E' la storia che si rinnova. Qualcuno ricorda i luddisti della meta' del 1800, quando, con l'avvento delle macchine nell'industria, in difesa della loro occupazione non trovavano di meglio che distruggere quelle stesse macchine che in parte sostituivano gli esseri umani, sostenendo che la qualita' di quel lavoro ne avrebbe risentito per i destinatari dei loro prodotti (non si chiamavano ancora, all'epoca, consumatori …). La storia, per fortuna di tutti, gli ha dato torto, e la nostra vita e' migliorata proprio grazie al contrario di cio' che i luddisti auspicavano in difesa di qualita' e lavoro.
Se portiamo nel 2002 questo fatto storico, lo ritroviamo molto praticato, con anche un nome da economia politica: protezionismo. Al posto della distruzione delle macchine, venendo nello specifico al nostro "mondo del latte", si usa la carta bollata con cui rivolgersi a Tar e Consigli di Stato, sempre con lo scopo di impedire l'affermarsi di chi cerca di innovare, raccontando la storiella che solo loro difendono l'occupazione e il consumo.

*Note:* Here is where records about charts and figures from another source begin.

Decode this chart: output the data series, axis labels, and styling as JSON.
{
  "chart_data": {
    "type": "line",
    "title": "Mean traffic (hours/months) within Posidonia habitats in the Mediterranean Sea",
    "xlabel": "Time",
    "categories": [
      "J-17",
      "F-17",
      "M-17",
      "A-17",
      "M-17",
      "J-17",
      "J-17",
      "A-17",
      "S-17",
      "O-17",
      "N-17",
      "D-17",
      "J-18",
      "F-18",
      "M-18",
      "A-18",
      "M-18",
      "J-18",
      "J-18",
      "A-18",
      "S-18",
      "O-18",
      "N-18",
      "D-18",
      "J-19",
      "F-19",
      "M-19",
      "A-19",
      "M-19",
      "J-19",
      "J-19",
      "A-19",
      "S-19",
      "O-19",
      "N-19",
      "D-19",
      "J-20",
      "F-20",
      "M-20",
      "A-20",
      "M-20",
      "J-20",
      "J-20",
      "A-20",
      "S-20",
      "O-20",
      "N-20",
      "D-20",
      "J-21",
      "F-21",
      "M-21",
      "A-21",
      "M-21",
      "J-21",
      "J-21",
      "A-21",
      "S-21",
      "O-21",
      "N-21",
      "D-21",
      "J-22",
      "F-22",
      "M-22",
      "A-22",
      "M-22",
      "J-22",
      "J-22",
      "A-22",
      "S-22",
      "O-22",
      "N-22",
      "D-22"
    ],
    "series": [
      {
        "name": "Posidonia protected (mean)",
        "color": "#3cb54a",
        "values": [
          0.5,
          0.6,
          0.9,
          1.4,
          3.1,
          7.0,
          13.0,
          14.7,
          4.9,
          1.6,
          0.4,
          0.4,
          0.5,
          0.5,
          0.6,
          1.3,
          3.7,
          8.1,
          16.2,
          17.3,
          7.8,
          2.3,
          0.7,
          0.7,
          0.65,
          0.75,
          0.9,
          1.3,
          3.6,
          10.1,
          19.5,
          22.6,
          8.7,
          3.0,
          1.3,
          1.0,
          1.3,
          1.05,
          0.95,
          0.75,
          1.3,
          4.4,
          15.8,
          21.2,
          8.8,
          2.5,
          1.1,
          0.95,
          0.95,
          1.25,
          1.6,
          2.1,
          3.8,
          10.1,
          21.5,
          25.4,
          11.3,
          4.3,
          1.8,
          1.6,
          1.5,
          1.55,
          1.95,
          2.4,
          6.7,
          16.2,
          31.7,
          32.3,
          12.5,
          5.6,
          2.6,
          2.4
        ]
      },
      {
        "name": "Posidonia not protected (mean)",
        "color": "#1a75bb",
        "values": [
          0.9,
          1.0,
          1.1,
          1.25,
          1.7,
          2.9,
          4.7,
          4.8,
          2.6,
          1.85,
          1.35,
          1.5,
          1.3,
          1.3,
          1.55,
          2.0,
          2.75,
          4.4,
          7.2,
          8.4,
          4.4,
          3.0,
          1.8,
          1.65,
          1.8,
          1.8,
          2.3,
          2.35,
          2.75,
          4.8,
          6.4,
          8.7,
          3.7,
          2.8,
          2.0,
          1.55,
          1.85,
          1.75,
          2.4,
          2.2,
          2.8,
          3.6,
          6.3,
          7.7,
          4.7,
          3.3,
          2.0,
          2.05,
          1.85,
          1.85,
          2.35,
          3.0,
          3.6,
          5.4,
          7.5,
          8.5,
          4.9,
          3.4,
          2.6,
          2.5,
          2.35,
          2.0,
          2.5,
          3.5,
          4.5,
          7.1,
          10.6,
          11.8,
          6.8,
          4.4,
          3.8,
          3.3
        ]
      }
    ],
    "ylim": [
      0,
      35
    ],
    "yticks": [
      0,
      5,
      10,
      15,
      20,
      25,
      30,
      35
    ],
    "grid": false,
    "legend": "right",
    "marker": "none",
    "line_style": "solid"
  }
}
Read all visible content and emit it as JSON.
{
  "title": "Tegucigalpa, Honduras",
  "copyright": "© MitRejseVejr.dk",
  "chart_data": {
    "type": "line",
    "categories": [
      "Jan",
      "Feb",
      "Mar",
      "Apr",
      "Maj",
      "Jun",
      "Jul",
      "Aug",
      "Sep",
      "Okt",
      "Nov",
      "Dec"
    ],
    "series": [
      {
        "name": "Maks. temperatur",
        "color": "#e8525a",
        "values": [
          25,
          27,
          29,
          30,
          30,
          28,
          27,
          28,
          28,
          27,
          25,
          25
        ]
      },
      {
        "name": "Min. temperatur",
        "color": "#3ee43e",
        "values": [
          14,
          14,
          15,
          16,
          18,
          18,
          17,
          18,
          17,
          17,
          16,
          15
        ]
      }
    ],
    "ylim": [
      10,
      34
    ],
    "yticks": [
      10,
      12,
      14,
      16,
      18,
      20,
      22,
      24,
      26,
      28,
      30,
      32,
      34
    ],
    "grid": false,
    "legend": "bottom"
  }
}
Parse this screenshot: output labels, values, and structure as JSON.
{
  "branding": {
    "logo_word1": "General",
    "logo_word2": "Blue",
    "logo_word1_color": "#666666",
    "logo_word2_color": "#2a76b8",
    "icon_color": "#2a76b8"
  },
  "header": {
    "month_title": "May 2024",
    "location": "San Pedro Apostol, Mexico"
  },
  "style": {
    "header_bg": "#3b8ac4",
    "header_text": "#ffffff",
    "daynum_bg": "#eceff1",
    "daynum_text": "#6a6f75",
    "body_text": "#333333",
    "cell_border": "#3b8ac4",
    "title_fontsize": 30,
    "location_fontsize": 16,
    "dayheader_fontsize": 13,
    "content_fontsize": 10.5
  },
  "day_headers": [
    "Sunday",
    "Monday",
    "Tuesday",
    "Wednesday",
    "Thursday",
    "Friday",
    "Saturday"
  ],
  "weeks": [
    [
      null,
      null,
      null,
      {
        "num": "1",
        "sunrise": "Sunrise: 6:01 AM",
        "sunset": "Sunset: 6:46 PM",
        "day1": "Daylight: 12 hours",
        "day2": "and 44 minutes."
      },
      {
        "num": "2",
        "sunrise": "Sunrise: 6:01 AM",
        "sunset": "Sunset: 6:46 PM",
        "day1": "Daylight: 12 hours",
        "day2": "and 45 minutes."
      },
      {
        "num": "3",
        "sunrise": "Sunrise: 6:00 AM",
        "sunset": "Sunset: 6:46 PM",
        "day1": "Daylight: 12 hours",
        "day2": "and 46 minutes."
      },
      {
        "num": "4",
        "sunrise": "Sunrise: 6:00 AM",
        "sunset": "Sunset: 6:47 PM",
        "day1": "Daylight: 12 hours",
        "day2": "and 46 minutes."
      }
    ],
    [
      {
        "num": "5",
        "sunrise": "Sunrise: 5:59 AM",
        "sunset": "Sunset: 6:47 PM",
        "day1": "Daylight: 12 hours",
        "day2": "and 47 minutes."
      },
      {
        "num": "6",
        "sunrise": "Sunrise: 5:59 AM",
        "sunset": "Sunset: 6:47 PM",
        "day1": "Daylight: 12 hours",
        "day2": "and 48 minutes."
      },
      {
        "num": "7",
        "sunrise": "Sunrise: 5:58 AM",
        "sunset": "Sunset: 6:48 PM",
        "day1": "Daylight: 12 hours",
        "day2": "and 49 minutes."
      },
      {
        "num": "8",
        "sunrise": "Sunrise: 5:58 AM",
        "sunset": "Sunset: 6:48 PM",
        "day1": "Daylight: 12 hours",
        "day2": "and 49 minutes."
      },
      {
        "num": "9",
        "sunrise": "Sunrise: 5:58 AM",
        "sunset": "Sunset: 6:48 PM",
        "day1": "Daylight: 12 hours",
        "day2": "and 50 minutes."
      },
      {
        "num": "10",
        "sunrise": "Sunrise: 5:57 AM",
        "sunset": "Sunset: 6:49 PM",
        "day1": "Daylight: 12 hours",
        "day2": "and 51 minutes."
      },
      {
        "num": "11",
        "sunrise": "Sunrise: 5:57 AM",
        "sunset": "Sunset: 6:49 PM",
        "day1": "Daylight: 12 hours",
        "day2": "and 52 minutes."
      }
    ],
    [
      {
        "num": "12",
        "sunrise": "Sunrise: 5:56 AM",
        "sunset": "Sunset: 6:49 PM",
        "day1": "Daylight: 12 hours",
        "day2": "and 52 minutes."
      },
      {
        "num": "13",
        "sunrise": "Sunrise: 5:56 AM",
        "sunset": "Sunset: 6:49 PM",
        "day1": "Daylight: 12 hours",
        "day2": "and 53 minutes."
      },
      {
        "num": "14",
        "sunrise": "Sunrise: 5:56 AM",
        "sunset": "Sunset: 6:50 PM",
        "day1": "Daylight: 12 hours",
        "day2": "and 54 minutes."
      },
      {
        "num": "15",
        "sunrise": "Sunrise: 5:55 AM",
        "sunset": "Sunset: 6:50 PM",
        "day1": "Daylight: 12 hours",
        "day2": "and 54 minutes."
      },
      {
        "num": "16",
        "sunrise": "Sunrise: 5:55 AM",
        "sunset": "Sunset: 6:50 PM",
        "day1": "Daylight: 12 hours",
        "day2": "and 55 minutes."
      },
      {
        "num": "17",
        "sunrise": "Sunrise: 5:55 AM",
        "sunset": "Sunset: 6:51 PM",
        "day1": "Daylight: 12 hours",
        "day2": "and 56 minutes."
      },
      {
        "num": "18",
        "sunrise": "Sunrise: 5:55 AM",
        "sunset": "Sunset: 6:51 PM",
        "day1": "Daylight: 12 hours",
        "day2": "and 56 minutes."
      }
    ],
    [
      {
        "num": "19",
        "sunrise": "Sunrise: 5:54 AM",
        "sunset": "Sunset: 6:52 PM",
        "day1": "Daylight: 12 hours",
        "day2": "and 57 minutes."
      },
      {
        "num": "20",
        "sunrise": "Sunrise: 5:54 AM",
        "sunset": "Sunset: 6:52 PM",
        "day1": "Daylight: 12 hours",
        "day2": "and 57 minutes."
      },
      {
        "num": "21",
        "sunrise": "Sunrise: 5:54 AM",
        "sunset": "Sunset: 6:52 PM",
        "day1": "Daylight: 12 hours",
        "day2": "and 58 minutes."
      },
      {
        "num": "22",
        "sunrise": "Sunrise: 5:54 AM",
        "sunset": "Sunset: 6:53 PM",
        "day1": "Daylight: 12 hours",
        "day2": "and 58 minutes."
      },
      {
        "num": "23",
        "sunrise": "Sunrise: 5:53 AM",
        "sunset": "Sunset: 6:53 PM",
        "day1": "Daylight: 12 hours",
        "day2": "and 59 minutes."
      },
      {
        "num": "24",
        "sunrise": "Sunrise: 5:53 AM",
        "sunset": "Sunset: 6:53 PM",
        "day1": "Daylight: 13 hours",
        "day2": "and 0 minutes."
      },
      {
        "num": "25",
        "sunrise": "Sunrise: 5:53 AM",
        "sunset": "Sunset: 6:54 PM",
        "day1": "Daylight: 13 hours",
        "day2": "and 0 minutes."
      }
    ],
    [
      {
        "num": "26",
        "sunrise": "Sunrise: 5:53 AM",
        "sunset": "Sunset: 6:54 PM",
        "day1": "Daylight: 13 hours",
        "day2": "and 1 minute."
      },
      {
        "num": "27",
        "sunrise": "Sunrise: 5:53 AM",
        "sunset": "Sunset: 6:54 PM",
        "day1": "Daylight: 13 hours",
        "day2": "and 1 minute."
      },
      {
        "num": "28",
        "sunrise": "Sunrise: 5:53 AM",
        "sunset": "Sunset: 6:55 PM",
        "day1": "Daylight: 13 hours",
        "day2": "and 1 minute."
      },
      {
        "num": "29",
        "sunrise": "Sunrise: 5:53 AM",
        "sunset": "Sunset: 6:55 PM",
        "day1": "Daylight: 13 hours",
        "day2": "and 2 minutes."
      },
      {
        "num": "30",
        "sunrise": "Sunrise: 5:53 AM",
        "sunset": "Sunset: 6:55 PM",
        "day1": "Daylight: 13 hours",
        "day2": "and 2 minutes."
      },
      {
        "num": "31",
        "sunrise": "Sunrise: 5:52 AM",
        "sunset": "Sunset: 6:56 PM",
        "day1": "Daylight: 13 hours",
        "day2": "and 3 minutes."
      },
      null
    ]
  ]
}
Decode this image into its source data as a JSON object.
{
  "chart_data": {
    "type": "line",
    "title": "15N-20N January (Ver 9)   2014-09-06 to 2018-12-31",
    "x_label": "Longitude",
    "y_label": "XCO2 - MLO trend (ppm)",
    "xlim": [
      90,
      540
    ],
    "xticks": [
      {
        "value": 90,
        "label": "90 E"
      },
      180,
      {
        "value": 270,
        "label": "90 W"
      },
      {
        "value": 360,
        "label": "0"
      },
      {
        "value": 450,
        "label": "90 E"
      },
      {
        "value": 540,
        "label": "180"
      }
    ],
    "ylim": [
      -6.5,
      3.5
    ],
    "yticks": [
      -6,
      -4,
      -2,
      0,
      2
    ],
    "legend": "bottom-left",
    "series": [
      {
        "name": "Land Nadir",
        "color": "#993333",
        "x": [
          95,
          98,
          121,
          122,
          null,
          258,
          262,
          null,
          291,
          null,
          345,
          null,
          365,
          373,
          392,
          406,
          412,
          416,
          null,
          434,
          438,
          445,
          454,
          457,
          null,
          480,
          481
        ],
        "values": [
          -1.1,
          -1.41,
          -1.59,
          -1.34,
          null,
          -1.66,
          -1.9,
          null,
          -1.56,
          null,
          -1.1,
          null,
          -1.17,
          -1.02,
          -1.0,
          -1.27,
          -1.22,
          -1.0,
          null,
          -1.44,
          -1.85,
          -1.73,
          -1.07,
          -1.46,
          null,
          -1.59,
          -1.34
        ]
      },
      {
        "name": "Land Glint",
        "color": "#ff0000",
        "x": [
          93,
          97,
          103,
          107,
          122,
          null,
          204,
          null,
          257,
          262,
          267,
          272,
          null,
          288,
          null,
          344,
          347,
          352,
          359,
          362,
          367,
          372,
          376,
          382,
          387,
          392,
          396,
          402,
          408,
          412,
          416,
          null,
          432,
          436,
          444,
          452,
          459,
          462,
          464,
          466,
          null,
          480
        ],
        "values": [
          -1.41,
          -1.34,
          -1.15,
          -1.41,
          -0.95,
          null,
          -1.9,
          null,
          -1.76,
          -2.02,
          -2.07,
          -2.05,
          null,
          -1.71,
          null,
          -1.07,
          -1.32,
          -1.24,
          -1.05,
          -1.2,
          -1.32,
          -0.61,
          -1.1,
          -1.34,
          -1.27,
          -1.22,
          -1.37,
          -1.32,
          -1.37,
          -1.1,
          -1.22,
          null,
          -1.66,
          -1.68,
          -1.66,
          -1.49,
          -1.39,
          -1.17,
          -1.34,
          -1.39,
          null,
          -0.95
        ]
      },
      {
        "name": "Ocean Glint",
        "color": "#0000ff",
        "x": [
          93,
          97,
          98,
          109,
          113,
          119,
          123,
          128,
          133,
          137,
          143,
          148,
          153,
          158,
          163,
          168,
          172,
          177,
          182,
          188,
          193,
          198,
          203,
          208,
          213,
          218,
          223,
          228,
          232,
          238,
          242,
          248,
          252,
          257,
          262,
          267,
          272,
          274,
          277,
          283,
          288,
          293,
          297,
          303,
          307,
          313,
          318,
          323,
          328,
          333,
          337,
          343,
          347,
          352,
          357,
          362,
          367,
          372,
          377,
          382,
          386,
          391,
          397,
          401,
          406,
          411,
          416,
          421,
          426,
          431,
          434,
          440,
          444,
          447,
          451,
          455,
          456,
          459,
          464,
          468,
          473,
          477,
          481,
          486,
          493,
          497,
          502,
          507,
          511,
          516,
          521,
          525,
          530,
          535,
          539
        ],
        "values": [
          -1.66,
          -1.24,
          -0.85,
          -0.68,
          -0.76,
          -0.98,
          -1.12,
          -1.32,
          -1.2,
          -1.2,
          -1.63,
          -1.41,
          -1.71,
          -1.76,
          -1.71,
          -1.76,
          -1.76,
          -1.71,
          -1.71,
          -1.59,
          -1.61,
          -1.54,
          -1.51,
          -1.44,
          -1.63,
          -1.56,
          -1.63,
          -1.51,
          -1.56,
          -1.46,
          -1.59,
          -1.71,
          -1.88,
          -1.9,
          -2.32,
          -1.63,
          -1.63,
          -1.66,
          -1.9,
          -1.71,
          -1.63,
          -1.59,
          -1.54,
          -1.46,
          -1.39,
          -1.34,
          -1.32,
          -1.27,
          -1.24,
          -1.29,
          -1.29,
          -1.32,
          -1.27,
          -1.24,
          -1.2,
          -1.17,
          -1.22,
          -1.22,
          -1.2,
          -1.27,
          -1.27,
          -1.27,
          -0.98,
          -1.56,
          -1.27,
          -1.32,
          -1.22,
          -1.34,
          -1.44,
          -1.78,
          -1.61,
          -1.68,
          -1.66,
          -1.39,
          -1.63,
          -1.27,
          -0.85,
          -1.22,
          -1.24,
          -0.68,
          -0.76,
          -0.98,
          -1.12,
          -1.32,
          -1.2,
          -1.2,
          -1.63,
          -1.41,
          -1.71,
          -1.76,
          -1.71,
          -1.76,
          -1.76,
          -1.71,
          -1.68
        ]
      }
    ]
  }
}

E' quello che fanno anche i sindacati con i cosiddetti esuberi delle Fs, mantenendoli tali in forma occupata, e dando di fatto il loro contributo alla mancanza di espansione tecnologica dell'azienda, che poi si riflette su chi usa un sistema di trasporti che definire obsoleto e' solo per essere gentili.
Tornando al nostro latte, saremmo curiosi di sentire perche' il latte fresco che dura 10 giorni sarebbe un danno per i consumatori, perche', a nostro avviso, invece, ci sembra un vantaggio rispetto al tempo e agli spostamenti che si usano per l'acquisto, oltreche' un maggiore stimolo al consumo (perche' "non va a male subito") per i "bassi consumatori" di questo prodotto, che non sono pochi; e su cui i consumatori sarebbero pure disposti a spendere quel giusto in piu' che merita. Ci rendiamo conto che i difensori dei "cinque giorni" non ragionano in termini di consumi e mercato, e di relative dinamiche che se ben innescate farebbero la fortuna delle aziende capaci e la soddisfazione dei consumatori. Per loro e' importante solo difendere la nicchia (con un occhiolino anche al "latte di Stato"), senza spendere soldi in ricerca e tecnologia per offrire prodotti piu' appetibili ai tempi e ai ritmi del mondo in cui viviamo, e con il costante ricatto della difesa dei livelli occupazionali: una concezione in cui e' il consumatore che deve correre dietro le loro offerte e non viceversa.
A questo punto e' urgente che intervenga il legislatore, perche' non possiamo continuare ad andare avanti solo con la giurisprudenza. Occorre legiferare perche' chiunque in Italia possa produrre latte fresco che dura dieci giorni. Grazie a questa legge non saremmo piu' costretti a sentire, e a pagare, la litania dei luddisti del 2002. Che, ce lo auguriamo, comincerebbero non solo ad accumulare guadagni con capitali che poi immobilizzano, ma li investirebbero per essere sul mercato e offrire, in concorrenza, cio' che ai consumatori e' piu' gradito. E a guadagnare anche di piu'.